Крыга и он стояли друг против друга, лишь случайно не встречаясь глазами. Лицо неизвестного – так как, по-видимому, это был новый жилец, которого Крыга еще не видел, – лицо это выражало крайний предел загнанности и угнетения. Сильно блестели глаза; рот с опущенными углами сжимался и разжимался, словно в него попал волос, и человек движениями губ стремился удалить раздражающее постороннее тело.

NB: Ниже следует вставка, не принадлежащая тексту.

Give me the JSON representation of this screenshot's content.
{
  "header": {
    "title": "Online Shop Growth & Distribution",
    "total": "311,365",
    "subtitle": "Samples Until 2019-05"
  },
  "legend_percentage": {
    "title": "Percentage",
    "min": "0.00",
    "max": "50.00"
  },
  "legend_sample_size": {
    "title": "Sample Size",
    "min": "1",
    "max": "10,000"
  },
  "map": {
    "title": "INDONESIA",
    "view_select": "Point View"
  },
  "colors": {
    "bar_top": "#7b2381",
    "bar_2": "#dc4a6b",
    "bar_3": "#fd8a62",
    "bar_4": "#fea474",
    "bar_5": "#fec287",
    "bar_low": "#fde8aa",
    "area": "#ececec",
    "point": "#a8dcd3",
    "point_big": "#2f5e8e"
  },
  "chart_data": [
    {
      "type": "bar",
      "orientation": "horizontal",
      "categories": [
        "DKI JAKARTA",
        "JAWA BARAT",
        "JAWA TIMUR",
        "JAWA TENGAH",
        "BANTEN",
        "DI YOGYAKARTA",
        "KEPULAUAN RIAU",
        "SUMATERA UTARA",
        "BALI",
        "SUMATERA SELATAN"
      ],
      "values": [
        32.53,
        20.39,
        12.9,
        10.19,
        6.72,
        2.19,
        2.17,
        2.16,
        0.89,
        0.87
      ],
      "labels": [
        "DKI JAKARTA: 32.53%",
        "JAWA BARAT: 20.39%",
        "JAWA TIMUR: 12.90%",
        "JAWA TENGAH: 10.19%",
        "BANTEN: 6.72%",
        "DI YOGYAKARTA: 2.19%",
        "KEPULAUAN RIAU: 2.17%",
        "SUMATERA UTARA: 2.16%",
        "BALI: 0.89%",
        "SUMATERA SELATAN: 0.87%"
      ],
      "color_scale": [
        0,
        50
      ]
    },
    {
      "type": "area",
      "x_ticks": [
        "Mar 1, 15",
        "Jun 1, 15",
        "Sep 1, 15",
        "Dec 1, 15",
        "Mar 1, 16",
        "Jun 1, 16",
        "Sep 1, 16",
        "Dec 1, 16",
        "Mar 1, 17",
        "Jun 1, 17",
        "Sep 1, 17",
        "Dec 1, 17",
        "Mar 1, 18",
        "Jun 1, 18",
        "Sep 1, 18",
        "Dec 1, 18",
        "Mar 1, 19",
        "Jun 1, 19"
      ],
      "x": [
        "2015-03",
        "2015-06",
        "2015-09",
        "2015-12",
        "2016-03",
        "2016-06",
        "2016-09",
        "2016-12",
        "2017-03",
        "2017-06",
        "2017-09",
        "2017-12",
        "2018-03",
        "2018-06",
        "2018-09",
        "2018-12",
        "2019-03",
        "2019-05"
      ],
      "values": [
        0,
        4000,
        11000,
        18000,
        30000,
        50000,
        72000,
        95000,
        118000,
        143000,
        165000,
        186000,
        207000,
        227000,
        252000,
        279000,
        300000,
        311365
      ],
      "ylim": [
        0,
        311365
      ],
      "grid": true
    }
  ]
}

– Да он повесится, – сказал Крыга, – надо войти туда. – И вызывающе постучал.
Неизвестный, выпрямившись, отбежал к столу, сел и, сунув руки между колен, уставился на дверь таким полным страха и тоски взглядом, как если бы сейчас должен был вкатиться локомотив. Не дожидаясь ответа, Крыга отворил дверь и вошел.
К его удивлению, сосед поднялся с изменившимся выражением лица, немного сконфуженного, но улыбающегося той улыбкой, когда человек знает, что ему скажут, Крыга, притворив дверь, сказал:
– Вы, пожалуйста, извините, но я подумал, что с вами случилось бог знает что… Я прямо не в состоянии был сидеть в комнате. Что такое? Меня зовут Крыга.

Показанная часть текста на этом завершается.